Manuel Campo Vidal
Madrid, España
Esa metáfora rural, aplicada a la política de hoy, la rescata Marcelino Iglesias, doce años presidente de Aragón. “Arar con los bueyes del corral”. Pirenaico de Bonansa (86 habitantes), Iglesias Ricou es aragonés de la Franja, o sea, catalano parlante. Hombre inteligente de frontera lingüística entiende a los de un lado y a los del otro. También a Núñez Feijóo del que “esperaba que viniendo de Galicia y del regional populismo heredado de Fraga, impusiera a su partido una visión territorial más abierta (…) Pero el conglomerado conservador de Madrid, que tiene mando en plaza, lo paró en cuanto hizo alguna declaración distinta sobre Cataluña”. Es ese poder que Enric Juliana define como “Madrid DF”, o “sottogoverno”.
No hay dos Españas, sino tres. La conservadora, la progresista y la de los nacionalismos periféricos; a veces unos se ponen trajes de izquierda, otros de centro, y algunos de derecha, o incluso de extrema derecha. Una lengua no es nacionalista en sí, como describe el alarmismo mediático; es cultura, tradición, patrimonio.

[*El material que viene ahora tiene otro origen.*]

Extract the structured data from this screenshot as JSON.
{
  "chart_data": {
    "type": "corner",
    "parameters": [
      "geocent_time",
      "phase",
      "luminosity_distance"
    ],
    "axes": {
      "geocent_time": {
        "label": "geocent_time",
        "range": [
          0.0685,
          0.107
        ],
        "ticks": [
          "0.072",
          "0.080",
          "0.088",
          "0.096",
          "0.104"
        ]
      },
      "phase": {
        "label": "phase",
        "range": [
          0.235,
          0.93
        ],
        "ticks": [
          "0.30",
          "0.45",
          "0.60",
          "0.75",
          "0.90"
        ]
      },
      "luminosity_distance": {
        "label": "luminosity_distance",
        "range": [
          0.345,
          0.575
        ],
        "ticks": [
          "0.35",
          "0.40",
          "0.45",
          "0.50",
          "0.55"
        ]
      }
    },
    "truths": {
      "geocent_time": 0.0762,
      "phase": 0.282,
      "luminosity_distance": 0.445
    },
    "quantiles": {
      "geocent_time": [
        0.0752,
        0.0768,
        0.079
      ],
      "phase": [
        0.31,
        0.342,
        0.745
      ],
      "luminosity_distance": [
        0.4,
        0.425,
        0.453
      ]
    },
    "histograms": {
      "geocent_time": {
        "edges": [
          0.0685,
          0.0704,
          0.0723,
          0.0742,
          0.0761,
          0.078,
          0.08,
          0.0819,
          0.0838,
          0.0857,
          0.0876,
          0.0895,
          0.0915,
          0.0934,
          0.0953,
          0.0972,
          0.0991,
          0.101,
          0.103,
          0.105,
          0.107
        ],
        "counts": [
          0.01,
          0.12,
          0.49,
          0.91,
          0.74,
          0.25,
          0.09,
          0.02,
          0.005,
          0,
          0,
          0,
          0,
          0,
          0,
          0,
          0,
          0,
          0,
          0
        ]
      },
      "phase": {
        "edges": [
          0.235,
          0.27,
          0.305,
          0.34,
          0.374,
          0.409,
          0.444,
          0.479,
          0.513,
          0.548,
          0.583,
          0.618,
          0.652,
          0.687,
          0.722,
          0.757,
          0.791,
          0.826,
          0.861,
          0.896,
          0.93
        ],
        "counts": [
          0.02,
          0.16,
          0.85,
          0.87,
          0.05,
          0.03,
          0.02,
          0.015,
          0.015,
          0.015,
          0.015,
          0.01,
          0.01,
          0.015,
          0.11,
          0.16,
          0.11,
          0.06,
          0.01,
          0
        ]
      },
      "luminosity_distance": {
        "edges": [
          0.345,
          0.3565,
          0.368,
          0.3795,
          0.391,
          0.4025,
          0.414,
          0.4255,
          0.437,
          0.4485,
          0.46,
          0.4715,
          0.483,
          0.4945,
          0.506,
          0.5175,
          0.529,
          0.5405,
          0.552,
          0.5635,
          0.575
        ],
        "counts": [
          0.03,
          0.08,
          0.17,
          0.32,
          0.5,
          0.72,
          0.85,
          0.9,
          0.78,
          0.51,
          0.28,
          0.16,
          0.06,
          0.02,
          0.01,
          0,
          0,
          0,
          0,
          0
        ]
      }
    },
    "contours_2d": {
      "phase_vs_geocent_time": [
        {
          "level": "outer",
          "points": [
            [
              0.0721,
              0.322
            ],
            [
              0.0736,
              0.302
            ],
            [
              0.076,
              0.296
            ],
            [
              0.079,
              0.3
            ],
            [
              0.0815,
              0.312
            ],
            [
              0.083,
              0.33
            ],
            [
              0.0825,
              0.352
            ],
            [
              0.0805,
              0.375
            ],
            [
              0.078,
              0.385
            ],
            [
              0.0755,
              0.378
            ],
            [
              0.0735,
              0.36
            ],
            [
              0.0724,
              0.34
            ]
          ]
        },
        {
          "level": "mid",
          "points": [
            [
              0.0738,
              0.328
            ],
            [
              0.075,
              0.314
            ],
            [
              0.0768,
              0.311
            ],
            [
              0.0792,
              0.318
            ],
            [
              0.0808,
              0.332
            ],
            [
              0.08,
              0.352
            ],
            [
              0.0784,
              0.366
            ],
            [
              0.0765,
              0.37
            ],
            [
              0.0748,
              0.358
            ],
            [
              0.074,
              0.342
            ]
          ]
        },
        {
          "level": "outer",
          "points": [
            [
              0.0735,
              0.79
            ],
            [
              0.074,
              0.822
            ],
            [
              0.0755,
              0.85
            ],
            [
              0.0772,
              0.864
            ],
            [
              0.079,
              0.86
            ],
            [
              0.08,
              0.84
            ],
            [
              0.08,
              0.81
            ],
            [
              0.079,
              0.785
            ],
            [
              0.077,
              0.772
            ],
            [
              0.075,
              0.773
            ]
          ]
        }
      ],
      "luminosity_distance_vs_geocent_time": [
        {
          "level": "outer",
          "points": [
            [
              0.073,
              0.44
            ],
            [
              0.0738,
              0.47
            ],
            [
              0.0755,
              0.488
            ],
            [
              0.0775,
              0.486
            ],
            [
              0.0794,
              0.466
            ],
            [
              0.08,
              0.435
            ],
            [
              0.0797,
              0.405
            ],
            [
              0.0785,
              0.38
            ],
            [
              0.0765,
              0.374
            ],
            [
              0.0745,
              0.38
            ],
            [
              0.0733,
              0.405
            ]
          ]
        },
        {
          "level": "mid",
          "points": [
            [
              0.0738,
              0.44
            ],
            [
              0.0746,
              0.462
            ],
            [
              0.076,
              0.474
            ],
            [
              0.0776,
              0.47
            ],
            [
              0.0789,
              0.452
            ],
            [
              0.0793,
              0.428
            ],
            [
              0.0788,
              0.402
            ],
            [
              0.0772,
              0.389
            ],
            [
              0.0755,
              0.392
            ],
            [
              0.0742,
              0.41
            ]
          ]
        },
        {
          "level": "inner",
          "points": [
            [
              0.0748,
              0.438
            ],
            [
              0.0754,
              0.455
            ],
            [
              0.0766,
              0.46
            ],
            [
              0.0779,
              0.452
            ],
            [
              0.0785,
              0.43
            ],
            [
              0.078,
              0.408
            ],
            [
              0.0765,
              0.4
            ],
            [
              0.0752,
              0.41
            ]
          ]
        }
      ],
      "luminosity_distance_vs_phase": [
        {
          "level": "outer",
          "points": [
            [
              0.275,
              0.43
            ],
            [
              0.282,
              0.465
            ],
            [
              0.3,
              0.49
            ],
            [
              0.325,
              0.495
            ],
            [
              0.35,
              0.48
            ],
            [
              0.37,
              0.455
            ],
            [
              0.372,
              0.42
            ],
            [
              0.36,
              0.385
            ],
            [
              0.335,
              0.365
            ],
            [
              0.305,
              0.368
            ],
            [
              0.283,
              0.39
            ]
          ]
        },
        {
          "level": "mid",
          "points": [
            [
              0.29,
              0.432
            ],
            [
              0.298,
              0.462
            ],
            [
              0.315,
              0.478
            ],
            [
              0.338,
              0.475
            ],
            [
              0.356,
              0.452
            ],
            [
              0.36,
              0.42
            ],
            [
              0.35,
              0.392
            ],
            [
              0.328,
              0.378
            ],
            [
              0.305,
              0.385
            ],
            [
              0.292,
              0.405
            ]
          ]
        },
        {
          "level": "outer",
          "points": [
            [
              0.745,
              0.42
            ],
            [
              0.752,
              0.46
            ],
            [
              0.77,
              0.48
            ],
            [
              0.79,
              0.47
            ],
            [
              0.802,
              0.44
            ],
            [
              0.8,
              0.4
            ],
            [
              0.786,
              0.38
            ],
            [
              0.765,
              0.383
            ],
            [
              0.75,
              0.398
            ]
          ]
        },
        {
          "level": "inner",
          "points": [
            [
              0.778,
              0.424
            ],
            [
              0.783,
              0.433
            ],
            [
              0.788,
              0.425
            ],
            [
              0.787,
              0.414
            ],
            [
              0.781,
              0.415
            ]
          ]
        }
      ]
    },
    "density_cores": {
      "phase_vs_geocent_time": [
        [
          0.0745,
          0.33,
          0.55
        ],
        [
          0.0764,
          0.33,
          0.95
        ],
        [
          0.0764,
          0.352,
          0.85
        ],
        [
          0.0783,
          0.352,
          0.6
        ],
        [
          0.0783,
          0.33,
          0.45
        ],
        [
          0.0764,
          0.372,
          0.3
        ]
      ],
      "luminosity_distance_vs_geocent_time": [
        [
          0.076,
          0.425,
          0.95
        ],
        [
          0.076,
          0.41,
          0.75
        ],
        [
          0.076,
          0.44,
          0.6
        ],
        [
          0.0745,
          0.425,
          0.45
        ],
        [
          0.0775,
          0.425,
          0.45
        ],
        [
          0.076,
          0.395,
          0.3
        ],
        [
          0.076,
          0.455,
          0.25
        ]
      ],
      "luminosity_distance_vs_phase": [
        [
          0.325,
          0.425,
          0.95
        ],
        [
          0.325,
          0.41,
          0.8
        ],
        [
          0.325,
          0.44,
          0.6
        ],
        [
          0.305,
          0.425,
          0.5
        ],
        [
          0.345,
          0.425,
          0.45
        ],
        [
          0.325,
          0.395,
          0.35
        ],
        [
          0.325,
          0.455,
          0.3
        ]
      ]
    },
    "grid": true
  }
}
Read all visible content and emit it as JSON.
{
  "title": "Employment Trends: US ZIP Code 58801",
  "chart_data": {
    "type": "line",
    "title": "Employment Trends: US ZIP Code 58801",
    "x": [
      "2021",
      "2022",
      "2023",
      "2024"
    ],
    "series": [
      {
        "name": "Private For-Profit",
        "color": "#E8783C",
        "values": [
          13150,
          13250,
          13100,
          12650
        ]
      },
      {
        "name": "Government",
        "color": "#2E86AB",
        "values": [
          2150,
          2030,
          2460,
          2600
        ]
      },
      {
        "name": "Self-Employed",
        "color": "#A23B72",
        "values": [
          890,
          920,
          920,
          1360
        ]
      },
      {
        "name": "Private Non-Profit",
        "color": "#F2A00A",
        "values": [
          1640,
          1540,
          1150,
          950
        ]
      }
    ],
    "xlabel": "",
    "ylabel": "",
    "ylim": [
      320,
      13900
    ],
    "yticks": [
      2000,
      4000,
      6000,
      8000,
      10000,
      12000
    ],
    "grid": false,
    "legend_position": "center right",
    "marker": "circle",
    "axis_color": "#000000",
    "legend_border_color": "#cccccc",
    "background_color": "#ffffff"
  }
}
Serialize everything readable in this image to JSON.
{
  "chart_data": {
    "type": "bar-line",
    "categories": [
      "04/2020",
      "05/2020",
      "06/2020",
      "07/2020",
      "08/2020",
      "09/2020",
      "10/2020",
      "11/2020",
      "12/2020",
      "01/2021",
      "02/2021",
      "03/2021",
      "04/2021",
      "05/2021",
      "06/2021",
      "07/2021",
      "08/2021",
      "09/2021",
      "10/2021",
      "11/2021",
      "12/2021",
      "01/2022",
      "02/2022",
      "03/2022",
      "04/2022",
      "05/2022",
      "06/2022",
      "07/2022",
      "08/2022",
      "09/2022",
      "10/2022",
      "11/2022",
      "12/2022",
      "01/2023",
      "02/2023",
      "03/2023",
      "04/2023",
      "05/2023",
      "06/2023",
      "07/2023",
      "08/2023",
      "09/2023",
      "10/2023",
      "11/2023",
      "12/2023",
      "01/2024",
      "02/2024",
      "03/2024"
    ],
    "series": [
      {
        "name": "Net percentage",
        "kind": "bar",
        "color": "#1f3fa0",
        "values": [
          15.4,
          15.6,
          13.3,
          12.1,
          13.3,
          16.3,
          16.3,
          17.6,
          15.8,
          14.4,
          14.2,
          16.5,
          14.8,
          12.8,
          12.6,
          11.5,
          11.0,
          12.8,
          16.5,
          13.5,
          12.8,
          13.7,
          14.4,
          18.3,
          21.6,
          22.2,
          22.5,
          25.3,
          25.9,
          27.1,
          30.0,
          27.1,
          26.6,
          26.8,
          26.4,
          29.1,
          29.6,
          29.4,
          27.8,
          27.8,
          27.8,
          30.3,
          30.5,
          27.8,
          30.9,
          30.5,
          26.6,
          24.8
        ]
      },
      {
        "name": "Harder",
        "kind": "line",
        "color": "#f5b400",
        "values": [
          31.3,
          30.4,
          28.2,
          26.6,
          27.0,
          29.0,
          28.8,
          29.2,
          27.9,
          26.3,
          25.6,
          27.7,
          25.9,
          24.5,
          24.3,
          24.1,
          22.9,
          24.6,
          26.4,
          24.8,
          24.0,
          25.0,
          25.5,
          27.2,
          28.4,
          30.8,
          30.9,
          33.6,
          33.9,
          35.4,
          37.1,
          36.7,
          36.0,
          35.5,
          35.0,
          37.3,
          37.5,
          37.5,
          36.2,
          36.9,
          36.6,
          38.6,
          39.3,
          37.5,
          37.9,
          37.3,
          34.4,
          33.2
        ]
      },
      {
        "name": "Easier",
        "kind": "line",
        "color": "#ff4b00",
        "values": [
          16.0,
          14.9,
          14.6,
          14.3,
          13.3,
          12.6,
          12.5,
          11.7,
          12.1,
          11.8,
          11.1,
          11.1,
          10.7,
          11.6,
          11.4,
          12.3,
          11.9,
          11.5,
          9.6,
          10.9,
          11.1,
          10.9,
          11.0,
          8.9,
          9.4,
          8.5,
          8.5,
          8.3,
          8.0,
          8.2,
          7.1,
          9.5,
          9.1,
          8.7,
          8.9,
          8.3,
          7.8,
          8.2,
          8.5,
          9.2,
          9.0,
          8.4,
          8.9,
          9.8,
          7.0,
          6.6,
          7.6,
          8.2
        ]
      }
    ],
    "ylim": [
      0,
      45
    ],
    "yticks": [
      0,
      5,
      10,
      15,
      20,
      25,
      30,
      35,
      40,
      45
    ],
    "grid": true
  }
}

No más; y debe servir para entenderse allí donde se pueda hablar. La contradicción es que el nacionalismo catalán reclama expresarse oficialmente en cualquier instancia del país -cierto que hay más cátedras de catalán en Europa que en España- pero arrincona el castellano en sus escuelas. El daño a los alumnos es muy grave, porque cercena su derecho y limita su futuro desarrollo profesional; pero casi nadie se atreve a reprochárselo. Hoy tiene la sartén parlamentaria por el mango.
No hay que tirar ya más cohetes por la elección de Francina Armengol, socialista balear, como presidenta del Congreso. Buena elección para dialogar. Indica que Pedro Sánchez puede estar más cerca de renovar como primer ministro. Pero no es seguro.
Hay que conocer a los bueyes del corral; alguno, cuando se planta, hay que empujarlo con el tractor. Carles Puigdemont es de esa raza y otros, que lo temen, como Esquerra, pueden imitarlo.
Es hora de desclasificar las conversaciones particulares, por no decir secretas, que mantuvimos semanas, días y horas antes de la declaración de independencia -los ocho segundos de la República catalana- tratando de impedir lo que se temía. A petición del entonces conseller Santi Vila, que actuaba movido por su inquietud ante un enfrentamiento civil en Cataluña, circulé varios mensajes entre él mismo, Albert Rivera, Pedro Sánchez y María Dolores de Cospedal.
En la madrugada del jueves 26 de octubre de 2017 el Consell de la Generalitat acordó convocar elecciones; debía concretarse horas después en rueda de prensa de Puigdemont. Vila me lo anunció a las siete de la mañana. Cospedal, entonces secretaria general del PP, lo trasladó sobre las 9 a Mariano Rajoy. Albert Rivera me pronosticó que Puigdemont no convocaría elecciones “porque es un mentiroso compulsivo”. Pedro Sánchez fue claro: “Si convoca, no apoyaremos el artículo 155 interviniendo la autonomía. Si declara la independencia unilateral, o algo parecido, Rajoy lo activará y, aunque no necesita a los senadores socialistas porque tiene mayoría, lo apoyaremos por responsabilidad institucional”.
Es exactamente lo que pasó; Puigdemont no cumplió, Rajoy activó y Sanchez apoyó. Con esos antecedentes, nada se va a romper ahora, aunque lo que venga sea distinto y quizás no guste. España es muy difícil de gobernar por esa complejidad y por la abundancia de políticos imprevisibles.
“Hay que arar esa tierra árida y pedregosa -dice Marcelino Iglesias- pero el campo solo se puede sembrar de esperanza con audacia, tenacidad y con los bueyes que hay en el corral”. Solo con otros bueyes y otras estrategias, se podría construir algo distinto. Es lo que elegimos.